The first date of repayment is March 16, when two bond coupons are scheduled to mature, said JP Morgan analysts. Although many of Russia’s debt have 30-day “grace period” built into them, the date of effective default could potentially be pushed back to April 15.
Russia has just under $40 billion worth of international market. Although the upcoming debt is small compared to the size of the Russian economy, but now since it is weighed down by sanctions, any missed payment will trigger a chain reaction of events.
According to JPMorgan’s estimates, bondholders have bought around $6 billion in Credit Default Swaps (CDS) as insurance for payouts; this could become complicated in the case of further debt sanctions.
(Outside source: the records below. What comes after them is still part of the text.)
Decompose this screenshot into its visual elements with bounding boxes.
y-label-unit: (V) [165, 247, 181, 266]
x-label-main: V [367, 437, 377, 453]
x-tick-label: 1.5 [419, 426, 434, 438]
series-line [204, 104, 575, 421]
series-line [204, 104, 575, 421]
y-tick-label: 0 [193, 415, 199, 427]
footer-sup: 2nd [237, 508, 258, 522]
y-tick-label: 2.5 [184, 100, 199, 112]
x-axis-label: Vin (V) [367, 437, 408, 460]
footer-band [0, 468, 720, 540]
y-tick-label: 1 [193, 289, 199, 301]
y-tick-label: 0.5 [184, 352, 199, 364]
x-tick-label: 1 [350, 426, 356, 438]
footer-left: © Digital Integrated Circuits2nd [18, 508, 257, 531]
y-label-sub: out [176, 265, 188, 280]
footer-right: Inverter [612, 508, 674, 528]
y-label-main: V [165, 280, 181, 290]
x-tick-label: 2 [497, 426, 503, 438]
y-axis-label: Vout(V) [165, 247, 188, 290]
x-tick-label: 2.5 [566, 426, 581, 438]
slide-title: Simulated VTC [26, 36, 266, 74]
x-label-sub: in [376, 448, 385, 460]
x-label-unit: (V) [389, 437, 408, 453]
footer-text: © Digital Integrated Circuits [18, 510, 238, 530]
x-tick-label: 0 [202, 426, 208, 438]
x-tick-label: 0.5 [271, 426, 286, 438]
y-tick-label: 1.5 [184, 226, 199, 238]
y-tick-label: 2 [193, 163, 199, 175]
Worries of Russian defaults comes at a time when the Institute of International Finance (IIF) issued a warning earlier this week, flagging how roughly half of Russia’s $640 billion of foreign exchange reserves had effectively been frozen by international sanctions.
If Russia decides to default on its debt it would primarily hit international investors since foreigners hold $20 billion of Russia’s dollar and rouble-denominated government debt, as of the end of last year, according to Russia’s central bank. Defaulting on its debt would also scar Moscow’s reputation in international markets.
“The likelihood that the government and companies are unable or unwilling to make external debt repayments has risen significantly,” said Jackson.